Laporan ini juga mengungkapkan bahwa jumlah operator ruang fleksibel besar telah berlipat ganda, sementara ruang lantai yang fleksibel telah meningkat 150% antara 2014 dan 2017.
“Di 2030, ruang kerja fleksibel dapat meliputi 30% dari portofolio properti komersial perusahaan di seluruh dunia,” ujar Susan Sutherland, Kepala Riset Solusi Korporasi, JLL Asia Pasifik. “Meskipun adopsi perusahaan masih dalam periode awal, ada faktor-faktor tertentu yang akan terus membuat daerah ini menjadi titik panas pertumbuhan co–working.”
Pendorong utamanya menurut laporan ini adalah karena pemerintah mendorong kewiraswastaan yangmengimbangi pertumbuhan lambat dalam industri tradisional seperti manufaktur, dan menawarkan sumber daya keuangan dan dukungan untuk perusahaan kecil, banyak di antaranya mencari di ruang bergaya co–working.
Di Singapura misalnya, pemerintah telah mendukung pengembangan lokasi yang fleksibel seperti JTC LaunchPad. Demikian pula, pemerintah setempat di New South Wales mendukung pengembangan Sydney Startup Hub. Sementara itu reformasi yang dikenalkan pemerintah Jepang untuk meningkatkan keseimbangan kehidupan kerja dan produktivitas juga mendorong perusahaan domestik untuk mengeksplorasi cara kerja yang lebih fleksibel.

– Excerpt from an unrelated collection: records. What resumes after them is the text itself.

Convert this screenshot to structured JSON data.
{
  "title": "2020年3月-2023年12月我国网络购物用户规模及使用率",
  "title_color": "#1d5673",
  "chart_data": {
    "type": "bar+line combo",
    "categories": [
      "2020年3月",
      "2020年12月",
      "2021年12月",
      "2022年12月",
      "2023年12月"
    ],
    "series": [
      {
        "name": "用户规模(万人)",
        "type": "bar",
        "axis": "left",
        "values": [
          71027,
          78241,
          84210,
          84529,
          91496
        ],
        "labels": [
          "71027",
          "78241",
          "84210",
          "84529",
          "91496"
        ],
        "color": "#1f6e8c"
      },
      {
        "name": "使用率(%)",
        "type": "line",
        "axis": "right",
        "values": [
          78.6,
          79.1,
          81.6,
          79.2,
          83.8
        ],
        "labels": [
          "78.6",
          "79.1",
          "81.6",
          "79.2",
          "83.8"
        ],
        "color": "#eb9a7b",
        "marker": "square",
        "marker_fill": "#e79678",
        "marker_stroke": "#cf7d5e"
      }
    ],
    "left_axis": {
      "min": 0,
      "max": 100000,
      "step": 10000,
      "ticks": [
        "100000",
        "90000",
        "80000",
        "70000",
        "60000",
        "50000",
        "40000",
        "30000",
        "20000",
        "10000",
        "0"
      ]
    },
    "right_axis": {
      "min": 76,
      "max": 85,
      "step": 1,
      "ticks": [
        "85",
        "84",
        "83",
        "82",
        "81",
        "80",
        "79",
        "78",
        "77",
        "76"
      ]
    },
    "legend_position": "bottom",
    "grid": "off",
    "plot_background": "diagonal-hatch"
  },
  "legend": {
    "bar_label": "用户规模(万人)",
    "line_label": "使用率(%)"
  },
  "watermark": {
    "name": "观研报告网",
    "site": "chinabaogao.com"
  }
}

Laporan ini juga mengidentifikasi kesederhanaan plug-and-play sebagai faktor dalam pertumbuhan permintaan perusahaan, terutama untuk perusahaan besar. Kemampuan untuk keluar-masuk kantor dalam waktu singkat, dan menghindari negosiasi kontrak yang rumit dan pekerjaan yang tidak menarik adalah pilihan yang nyaman bagi banyak penghuni.

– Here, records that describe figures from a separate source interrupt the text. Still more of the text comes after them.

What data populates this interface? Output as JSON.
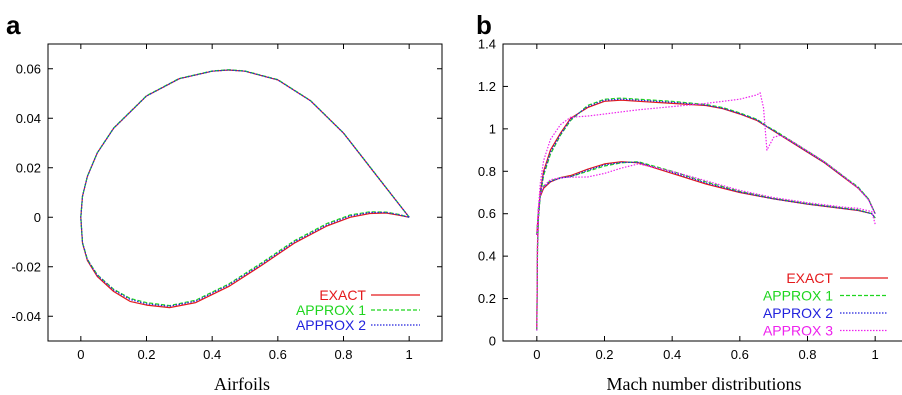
{
  "chart_data": [
    {
      "type": "line",
      "panel_label": "a",
      "caption": "Airfoils",
      "xlim": [
        -0.1,
        1.1
      ],
      "ylim": [
        -0.05,
        0.07
      ],
      "xticks": [
        0,
        0.2,
        0.4,
        0.6,
        0.8,
        1
      ],
      "yticks": [
        -0.04,
        -0.02,
        0,
        0.02,
        0.04,
        0.06
      ],
      "xtick_labels": [
        "0",
        "0.2",
        "0.4",
        "0.6",
        "0.8",
        "1"
      ],
      "ytick_labels": [
        "-0.04",
        "-0.02",
        "0",
        "0.02",
        "0.04",
        "0.06"
      ],
      "grid": false,
      "legend_position": "bottom-right",
      "series": [
        {
          "name": "EXACT",
          "color": "#e41a1c",
          "dash": "solid",
          "x": [
            1.0,
            0.95,
            0.9,
            0.85,
            0.8,
            0.7,
            0.6,
            0.5,
            0.45,
            0.4,
            0.3,
            0.2,
            0.1,
            0.05,
            0.02,
            0.005,
            0.0,
            0.005,
            0.02,
            0.05,
            0.1,
            0.15,
            0.2,
            0.27,
            0.35,
            0.45,
            0.55,
            0.65,
            0.75,
            0.82,
            0.88,
            0.93,
            0.97,
            1.0
          ],
          "y": [
            0.0,
            0.0085,
            0.017,
            0.0255,
            0.034,
            0.047,
            0.0555,
            0.059,
            0.0595,
            0.059,
            0.056,
            0.049,
            0.036,
            0.026,
            0.0165,
            0.0085,
            0.0,
            -0.0105,
            -0.0175,
            -0.024,
            -0.03,
            -0.034,
            -0.0355,
            -0.0365,
            -0.0345,
            -0.028,
            -0.0195,
            -0.0105,
            -0.0035,
            0.0,
            0.0015,
            0.0017,
            0.0008,
            0.0
          ]
        },
        {
          "name": "APPROX 1",
          "color": "#1fd51f",
          "dash": "dashed",
          "x": [
            1.0,
            0.95,
            0.9,
            0.85,
            0.8,
            0.7,
            0.6,
            0.5,
            0.45,
            0.4,
            0.3,
            0.2,
            0.1,
            0.05,
            0.02,
            0.005,
            0.0,
            0.005,
            0.02,
            0.05,
            0.1,
            0.15,
            0.2,
            0.27,
            0.35,
            0.45,
            0.55,
            0.65,
            0.75,
            0.82,
            0.88,
            0.93,
            0.97,
            1.0
          ],
          "y": [
            0.0,
            0.0086,
            0.0171,
            0.0256,
            0.0341,
            0.0471,
            0.0556,
            0.0591,
            0.0596,
            0.0591,
            0.0561,
            0.0491,
            0.0361,
            0.0261,
            0.0166,
            0.0086,
            0.0,
            -0.0102,
            -0.017,
            -0.0232,
            -0.0291,
            -0.0328,
            -0.0345,
            -0.0357,
            -0.0335,
            -0.027,
            -0.0185,
            -0.0095,
            -0.0025,
            0.0009,
            0.0022,
            0.0021,
            0.0011,
            0.0
          ]
        },
        {
          "name": "APPROX 2",
          "color": "#2222dd",
          "dash": "dotted",
          "x": [
            1.0,
            0.95,
            0.9,
            0.85,
            0.8,
            0.7,
            0.6,
            0.5,
            0.45,
            0.4,
            0.3,
            0.2,
            0.1,
            0.05,
            0.02,
            0.005,
            0.0,
            0.005,
            0.02,
            0.05,
            0.1,
            0.15,
            0.2,
            0.27,
            0.35,
            0.45,
            0.55,
            0.65,
            0.75,
            0.82,
            0.88,
            0.93,
            0.97,
            1.0
          ],
          "y": [
            0.0,
            0.0085,
            0.017,
            0.0255,
            0.034,
            0.047,
            0.0555,
            0.059,
            0.0595,
            0.059,
            0.056,
            0.049,
            0.036,
            0.026,
            0.0165,
            0.0085,
            0.0,
            -0.0103,
            -0.0172,
            -0.0235,
            -0.0294,
            -0.0332,
            -0.035,
            -0.036,
            -0.0339,
            -0.0274,
            -0.019,
            -0.01,
            -0.003,
            0.0005,
            0.0019,
            0.0019,
            0.001,
            0.0
          ]
        }
      ]
    },
    {
      "type": "line",
      "panel_label": "b",
      "caption": "Mach number distributions",
      "xlim": [
        -0.1,
        1.1
      ],
      "ylim": [
        0,
        1.4
      ],
      "xticks": [
        0,
        0.2,
        0.4,
        0.6,
        0.8,
        1
      ],
      "yticks": [
        0,
        0.2,
        0.4,
        0.6,
        0.8,
        1,
        1.2,
        1.4
      ],
      "xtick_labels": [
        "0",
        "0.2",
        "0.4",
        "0.6",
        "0.8",
        "1"
      ],
      "ytick_labels": [
        "0",
        "0.2",
        "0.4",
        "0.6",
        "0.8",
        "1",
        "1.2",
        "1.4"
      ],
      "grid": false,
      "legend_position": "bottom-right",
      "series": [
        {
          "name": "EXACT",
          "color": "#e41a1c",
          "dash": "solid",
          "segments": [
            {
              "x": [
                0.0,
                0.002,
                0.005,
                0.01,
                0.02,
                0.04,
                0.07,
                0.1,
                0.15,
                0.2,
                0.25,
                0.3,
                0.4,
                0.5,
                0.55,
                0.6,
                0.65,
                0.67,
                0.68,
                0.7,
                0.75,
                0.8,
                0.85,
                0.9,
                0.95,
                0.98,
                1.0
              ],
              "y": [
                0.05,
                0.45,
                0.6,
                0.7,
                0.8,
                0.9,
                0.98,
                1.05,
                1.1,
                1.13,
                1.135,
                1.13,
                1.12,
                1.11,
                1.095,
                1.07,
                1.04,
                1.02,
                1.01,
                0.99,
                0.94,
                0.89,
                0.84,
                0.78,
                0.72,
                0.67,
                0.6
              ]
            },
            {
              "x": [
                0.0,
                0.005,
                0.01,
                0.02,
                0.04,
                0.07,
                0.1,
                0.15,
                0.2,
                0.25,
                0.3,
                0.4,
                0.5,
                0.6,
                0.7,
                0.8,
                0.9,
                0.95,
                0.99,
                1.0
              ],
              "y": [
                0.5,
                0.62,
                0.68,
                0.72,
                0.75,
                0.77,
                0.78,
                0.81,
                0.835,
                0.845,
                0.84,
                0.79,
                0.74,
                0.7,
                0.67,
                0.645,
                0.625,
                0.615,
                0.6,
                0.58
              ]
            }
          ]
        },
        {
          "name": "APPROX 1",
          "color": "#1fd51f",
          "dash": "dashed",
          "segments": [
            {
              "x": [
                0.0,
                0.002,
                0.005,
                0.01,
                0.02,
                0.04,
                0.07,
                0.1,
                0.15,
                0.2,
                0.25,
                0.3,
                0.4,
                0.5,
                0.55,
                0.6,
                0.65,
                0.67,
                0.68,
                0.7,
                0.75,
                0.8,
                0.85,
                0.9,
                0.95,
                0.98,
                1.0
              ],
              "y": [
                0.05,
                0.43,
                0.58,
                0.68,
                0.78,
                0.88,
                0.97,
                1.04,
                1.11,
                1.14,
                1.145,
                1.14,
                1.13,
                1.115,
                1.1,
                1.075,
                1.045,
                1.025,
                1.012,
                0.995,
                0.945,
                0.895,
                0.845,
                0.785,
                0.725,
                0.67,
                0.6
              ]
            },
            {
              "x": [
                0.0,
                0.005,
                0.01,
                0.02,
                0.04,
                0.07,
                0.1,
                0.15,
                0.2,
                0.25,
                0.3,
                0.4,
                0.5,
                0.6,
                0.7,
                0.8,
                0.9,
                0.95,
                0.99,
                1.0
              ],
              "y": [
                0.5,
                0.63,
                0.69,
                0.73,
                0.755,
                0.77,
                0.775,
                0.8,
                0.825,
                0.84,
                0.845,
                0.8,
                0.75,
                0.705,
                0.672,
                0.648,
                0.628,
                0.618,
                0.6,
                0.58
              ]
            }
          ]
        },
        {
          "name": "APPROX 2",
          "color": "#2222dd",
          "dash": "dotted",
          "segments": [
            {
              "x": [
                0.0,
                0.002,
                0.005,
                0.01,
                0.02,
                0.04,
                0.07,
                0.1,
                0.15,
                0.2,
                0.25,
                0.3,
                0.4,
                0.5,
                0.55,
                0.6,
                0.65,
                0.67,
                0.68,
                0.7,
                0.75,
                0.8,
                0.85,
                0.9,
                0.95,
                0.98,
                1.0
              ],
              "y": [
                0.05,
                0.44,
                0.59,
                0.69,
                0.79,
                0.89,
                0.975,
                1.045,
                1.105,
                1.135,
                1.14,
                1.135,
                1.125,
                1.112,
                1.097,
                1.072,
                1.042,
                1.022,
                1.01,
                0.992,
                0.942,
                0.892,
                0.842,
                0.782,
                0.722,
                0.668,
                0.6
              ]
            },
            {
              "x": [
                0.0,
                0.005,
                0.01,
                0.02,
                0.04,
                0.07,
                0.1,
                0.15,
                0.2,
                0.25,
                0.3,
                0.4,
                0.5,
                0.6,
                0.7,
                0.8,
                0.9,
                0.95,
                0.99,
                1.0
              ],
              "y": [
                0.5,
                0.62,
                0.685,
                0.725,
                0.752,
                0.768,
                0.775,
                0.805,
                0.83,
                0.842,
                0.842,
                0.795,
                0.745,
                0.702,
                0.67,
                0.646,
                0.626,
                0.616,
                0.6,
                0.58
              ]
            }
          ]
        },
        {
          "name": "APPROX 3",
          "color": "#ee22ee",
          "dash": "dotted",
          "segments": [
            {
              "x": [
                0.0,
                0.002,
                0.005,
                0.01,
                0.02,
                0.04,
                0.07,
                0.1,
                0.15,
                0.2,
                0.3,
                0.4,
                0.5,
                0.6,
                0.65,
                0.66,
                0.67,
                0.68,
                0.69,
                0.7,
                0.72,
                0.75,
                0.8,
                0.85,
                0.9,
                0.95,
                0.98,
                1.0
              ],
              "y": [
                0.05,
                0.47,
                0.63,
                0.74,
                0.85,
                0.95,
                1.02,
                1.055,
                1.06,
                1.07,
                1.09,
                1.105,
                1.12,
                1.14,
                1.16,
                1.17,
                1.1,
                0.9,
                0.93,
                0.96,
                0.97,
                0.945,
                0.895,
                0.845,
                0.785,
                0.72,
                0.665,
                0.6
              ]
            },
            {
              "x": [
                0.0,
                0.005,
                0.01,
                0.02,
                0.04,
                0.07,
                0.1,
                0.15,
                0.2,
                0.25,
                0.3,
                0.4,
                0.5,
                0.6,
                0.7,
                0.8,
                0.9,
                0.95,
                0.99,
                1.0
              ],
              "y": [
                0.5,
                0.63,
                0.69,
                0.73,
                0.76,
                0.77,
                0.772,
                0.773,
                0.79,
                0.815,
                0.835,
                0.8,
                0.755,
                0.71,
                0.676,
                0.652,
                0.632,
                0.625,
                0.61,
                0.55
              ]
            }
          ]
        }
      ]
    }
  ]
}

Pada saat yang sama, bisnis-bisnis mencari kolaborasi di antara karyawan dan menggunakan ruang kerja bersama sebagai cara untuk mendorong inovasi melalui paparan ide-ide baru dan cara kerja.
Menurut Sutherland, beberapa perusahaan bahkan telah memulai fasilitas kerja internal mereka sendiri, atau telah memasukkan fitur ruang yang fleksibel ke dalam kantor-kantor yang ada untuk membuat lingkungan kerja lebih menarik. Ini membantu membangun perasaan komunitas dan dapat menjadi pembeda dalam hal untuk menarik dan mempertahankan talenta muda.

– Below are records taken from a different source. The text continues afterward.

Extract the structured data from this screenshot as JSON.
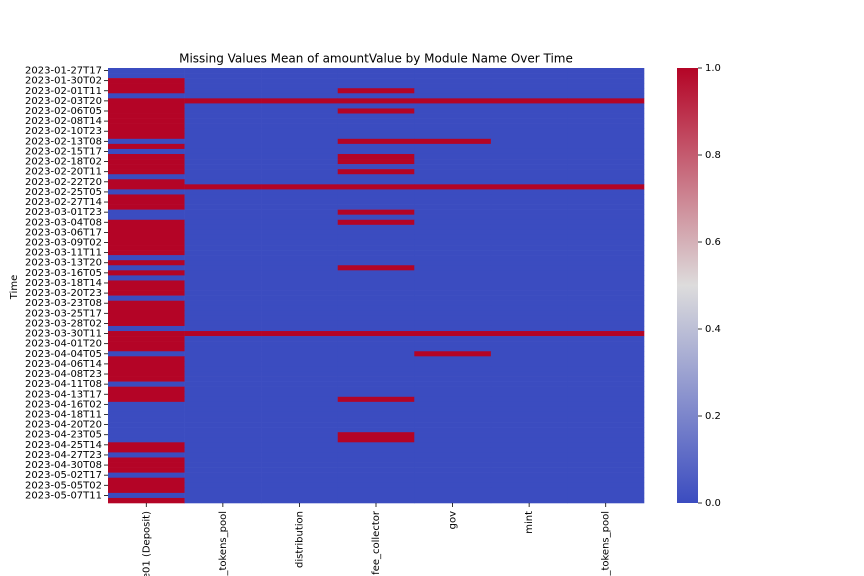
{
  "chart_data": {
    "type": "heatmap",
    "title": "Missing Values Mean of amountValue by Module Name Over Time",
    "ylabel": "Time",
    "x": [
      "e01 (Deposit)",
      "_tokens_pool",
      "distribution",
      "fee_collector",
      "gov",
      "mint",
      "_tokens_pool"
    ],
    "y": [
      "2023-01-27T17",
      null,
      "2023-01-30T02",
      null,
      "2023-02-01T11",
      null,
      "2023-02-03T20",
      null,
      "2023-02-06T05",
      null,
      "2023-02-08T14",
      null,
      "2023-02-10T23",
      null,
      "2023-02-13T08",
      null,
      "2023-02-15T17",
      null,
      "2023-02-18T02",
      null,
      "2023-02-20T11",
      null,
      "2023-02-22T20",
      null,
      "2023-02-25T05",
      null,
      "2023-02-27T14",
      null,
      "2023-03-01T23",
      null,
      "2023-03-04T08",
      null,
      "2023-03-06T17",
      null,
      "2023-03-09T02",
      null,
      "2023-03-11T11",
      null,
      "2023-03-13T20",
      null,
      "2023-03-16T05",
      null,
      "2023-03-18T14",
      null,
      "2023-03-20T23",
      null,
      "2023-03-23T08",
      null,
      "2023-03-25T17",
      null,
      "2023-03-28T02",
      null,
      "2023-03-30T11",
      null,
      "2023-04-01T20",
      null,
      "2023-04-04T05",
      null,
      "2023-04-06T14",
      null,
      "2023-04-08T23",
      null,
      "2023-04-11T08",
      null,
      "2023-04-13T17",
      null,
      "2023-04-16T02",
      null,
      "2023-04-18T11",
      null,
      "2023-04-20T20",
      null,
      "2023-04-23T05",
      null,
      "2023-04-25T14",
      null,
      "2023-04-27T23",
      null,
      "2023-04-30T08",
      null,
      "2023-05-02T17",
      null,
      "2023-05-05T02",
      null,
      "2023-05-07T11",
      null
    ],
    "values": [
      [
        0,
        0,
        0,
        0,
        0,
        0,
        0
      ],
      [
        0,
        0,
        0,
        0,
        0,
        0,
        0
      ],
      [
        1,
        0,
        0,
        0,
        0,
        0,
        0
      ],
      [
        1,
        0,
        0,
        0,
        0,
        0,
        0
      ],
      [
        1,
        0,
        0,
        1,
        0,
        0,
        0
      ],
      [
        0,
        0,
        0,
        0,
        0,
        0,
        0
      ],
      [
        1,
        1,
        1,
        1,
        1,
        1,
        1
      ],
      [
        1,
        0,
        0,
        0,
        0,
        0,
        0
      ],
      [
        1,
        0,
        0,
        1,
        0,
        0,
        0
      ],
      [
        1,
        0,
        0,
        0,
        0,
        0,
        0
      ],
      [
        1,
        0,
        0,
        0,
        0,
        0,
        0
      ],
      [
        1,
        0,
        0,
        0,
        0,
        0,
        0
      ],
      [
        1,
        0,
        0,
        0,
        0,
        0,
        0
      ],
      [
        1,
        0,
        0,
        0,
        0,
        0,
        0
      ],
      [
        0,
        0,
        0,
        1,
        1,
        0,
        0
      ],
      [
        1,
        0,
        0,
        0,
        0,
        0,
        0
      ],
      [
        0,
        0,
        0,
        0,
        0,
        0,
        0
      ],
      [
        1,
        0,
        0,
        1,
        0,
        0,
        0
      ],
      [
        1,
        0,
        0,
        1,
        0,
        0,
        0
      ],
      [
        1,
        0,
        0,
        0,
        0,
        0,
        0
      ],
      [
        1,
        0,
        0,
        1,
        0,
        0,
        0
      ],
      [
        0,
        0,
        0,
        0,
        0,
        0,
        0
      ],
      [
        1,
        0,
        0,
        0,
        0,
        0,
        0
      ],
      [
        1,
        1,
        1,
        1,
        1,
        1,
        1
      ],
      [
        0,
        0,
        0,
        0,
        0,
        0,
        0
      ],
      [
        1,
        0,
        0,
        0,
        0,
        0,
        0
      ],
      [
        1,
        0,
        0,
        0,
        0,
        0,
        0
      ],
      [
        1,
        0,
        0,
        0,
        0,
        0,
        0
      ],
      [
        0,
        0,
        0,
        1,
        0,
        0,
        0
      ],
      [
        0,
        0,
        0,
        0,
        0,
        0,
        0
      ],
      [
        1,
        0,
        0,
        1,
        0,
        0,
        0
      ],
      [
        1,
        0,
        0,
        0,
        0,
        0,
        0
      ],
      [
        1,
        0,
        0,
        0,
        0,
        0,
        0
      ],
      [
        1,
        0,
        0,
        0,
        0,
        0,
        0
      ],
      [
        1,
        0,
        0,
        0,
        0,
        0,
        0
      ],
      [
        1,
        0,
        0,
        0,
        0,
        0,
        0
      ],
      [
        1,
        0,
        0,
        0,
        0,
        0,
        0
      ],
      [
        0,
        0,
        0,
        0,
        0,
        0,
        0
      ],
      [
        1,
        0,
        0,
        0,
        0,
        0,
        0
      ],
      [
        0,
        0,
        0,
        1,
        0,
        0,
        0
      ],
      [
        1,
        0,
        0,
        0,
        0,
        0,
        0
      ],
      [
        0,
        0,
        0,
        0,
        0,
        0,
        0
      ],
      [
        1,
        0,
        0,
        0,
        0,
        0,
        0
      ],
      [
        1,
        0,
        0,
        0,
        0,
        0,
        0
      ],
      [
        1,
        0,
        0,
        0,
        0,
        0,
        0
      ],
      [
        0,
        0,
        0,
        0,
        0,
        0,
        0
      ],
      [
        1,
        0,
        0,
        0,
        0,
        0,
        0
      ],
      [
        1,
        0,
        0,
        0,
        0,
        0,
        0
      ],
      [
        1,
        0,
        0,
        0,
        0,
        0,
        0
      ],
      [
        1,
        0,
        0,
        0,
        0,
        0,
        0
      ],
      [
        1,
        0,
        0,
        0,
        0,
        0,
        0
      ],
      [
        0,
        0,
        0,
        0,
        0,
        0,
        0
      ],
      [
        1,
        1,
        1,
        1,
        1,
        1,
        1
      ],
      [
        1,
        0,
        0,
        0,
        0,
        0,
        0
      ],
      [
        1,
        0,
        0,
        0,
        0,
        0,
        0
      ],
      [
        1,
        0,
        0,
        0,
        0,
        0,
        0
      ],
      [
        0,
        0,
        0,
        0,
        1,
        0,
        0
      ],
      [
        1,
        0,
        0,
        0,
        0,
        0,
        0
      ],
      [
        1,
        0,
        0,
        0,
        0,
        0,
        0
      ],
      [
        1,
        0,
        0,
        0,
        0,
        0,
        0
      ],
      [
        1,
        0,
        0,
        0,
        0,
        0,
        0
      ],
      [
        1,
        0,
        0,
        0,
        0,
        0,
        0
      ],
      [
        0,
        0,
        0,
        0,
        0,
        0,
        0
      ],
      [
        1,
        0,
        0,
        0,
        0,
        0,
        0
      ],
      [
        1,
        0,
        0,
        0,
        0,
        0,
        0
      ],
      [
        1,
        0,
        0,
        1,
        0,
        0,
        0
      ],
      [
        0,
        0,
        0,
        0,
        0,
        0,
        0
      ],
      [
        0,
        0,
        0,
        0,
        0,
        0,
        0
      ],
      [
        0,
        0,
        0,
        0,
        0,
        0,
        0
      ],
      [
        0,
        0,
        0,
        0,
        0,
        0,
        0
      ],
      [
        0,
        0,
        0,
        0,
        0,
        0,
        0
      ],
      [
        0,
        0,
        0,
        0,
        0,
        0,
        0
      ],
      [
        0,
        0,
        0,
        1,
        0,
        0,
        0
      ],
      [
        0,
        0,
        0,
        1,
        0,
        0,
        0
      ],
      [
        1,
        0,
        0,
        0,
        0,
        0,
        0
      ],
      [
        1,
        0,
        0,
        0,
        0,
        0,
        0
      ],
      [
        0,
        0,
        0,
        0,
        0,
        0,
        0
      ],
      [
        1,
        0,
        0,
        0,
        0,
        0,
        0
      ],
      [
        1,
        0,
        0,
        0,
        0,
        0,
        0
      ],
      [
        1,
        0,
        0,
        0,
        0,
        0,
        0
      ],
      [
        0,
        0,
        0,
        0,
        0,
        0,
        0
      ],
      [
        1,
        0,
        0,
        0,
        0,
        0,
        0
      ],
      [
        1,
        0,
        0,
        0,
        0,
        0,
        0
      ],
      [
        1,
        0,
        0,
        0,
        0,
        0,
        0
      ],
      [
        0,
        0,
        0,
        0,
        0,
        0,
        0
      ],
      [
        1,
        0,
        0,
        0,
        0,
        0,
        0
      ]
    ],
    "colormap": [
      "#3b4cc0",
      "#dddcdc",
      "#b40426"
    ],
    "clim": [
      0,
      1
    ],
    "cticks": [
      {
        "value": 0,
        "label": "0.0"
      },
      {
        "value": 0.2,
        "label": "0.2"
      },
      {
        "value": 0.4,
        "label": "0.4"
      },
      {
        "value": 0.6,
        "label": "0.6"
      },
      {
        "value": 0.8,
        "label": "0.8"
      },
      {
        "value": 1,
        "label": "1.0"
      }
    ]
  }
}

Namun, masih ada beberapa hambatan untuk meluasnya penggunaan ruang yang fleksibel. Perusahaan besar menempatkan nilai tinggi dalam mempertahankan identitas dan budaya brand mereka serta kebutuhan untuk melindungi data dan mengamankan infrastruktur IT.
“Norma-norma budaya juga dapat berdampak pada adopsi ruang yang fleksibel di wilayah tersebut. Dengan budaya perusahaan yang lebih hierarkis di Asia yang tidak selalu sinkron dengan lingkungan yang santai dari banyak pusat co-working, penyedia mungkin perlu beradaptasi dengan preferensi budaya untuk memastikan transisi yang lebih mulus ke kerja yang fleksibel untuk beberapa perusahaan,” jelas Sutherland.
Implikasi bagi investor real estate
Menanggapi permintaan yang meningkat, JLL mencatat bahwa pemilik aset tanah/properti akan terus membentuk usaha kerja sama dengan operator co–working, atau membuat penawaran ruang fleksibel untuk memenuhi kebutuhan penyewa. Sementara pengembang beradaptasi dengan apa yang bisa menjadi standar baru dalam pengembangan properti, di mana ruang kerja yang fleksibel akan menjadi fasilitas yang penting dalam bangunan komersial seperti gerai makanan dan minuman atau ruang gym/fitness.
“Mengingat dinamika kompetitif dari sektor baru ini, kami sudah melihat konsolidasi bahkan di antara pemain terbesar. Ke depannya, tampak konvergensi untuk terus berkembang, dengan operator serviced office mulai menyediakan ruang co-working dan menargetkan para pengguna serviced office,” tutup Sutherland.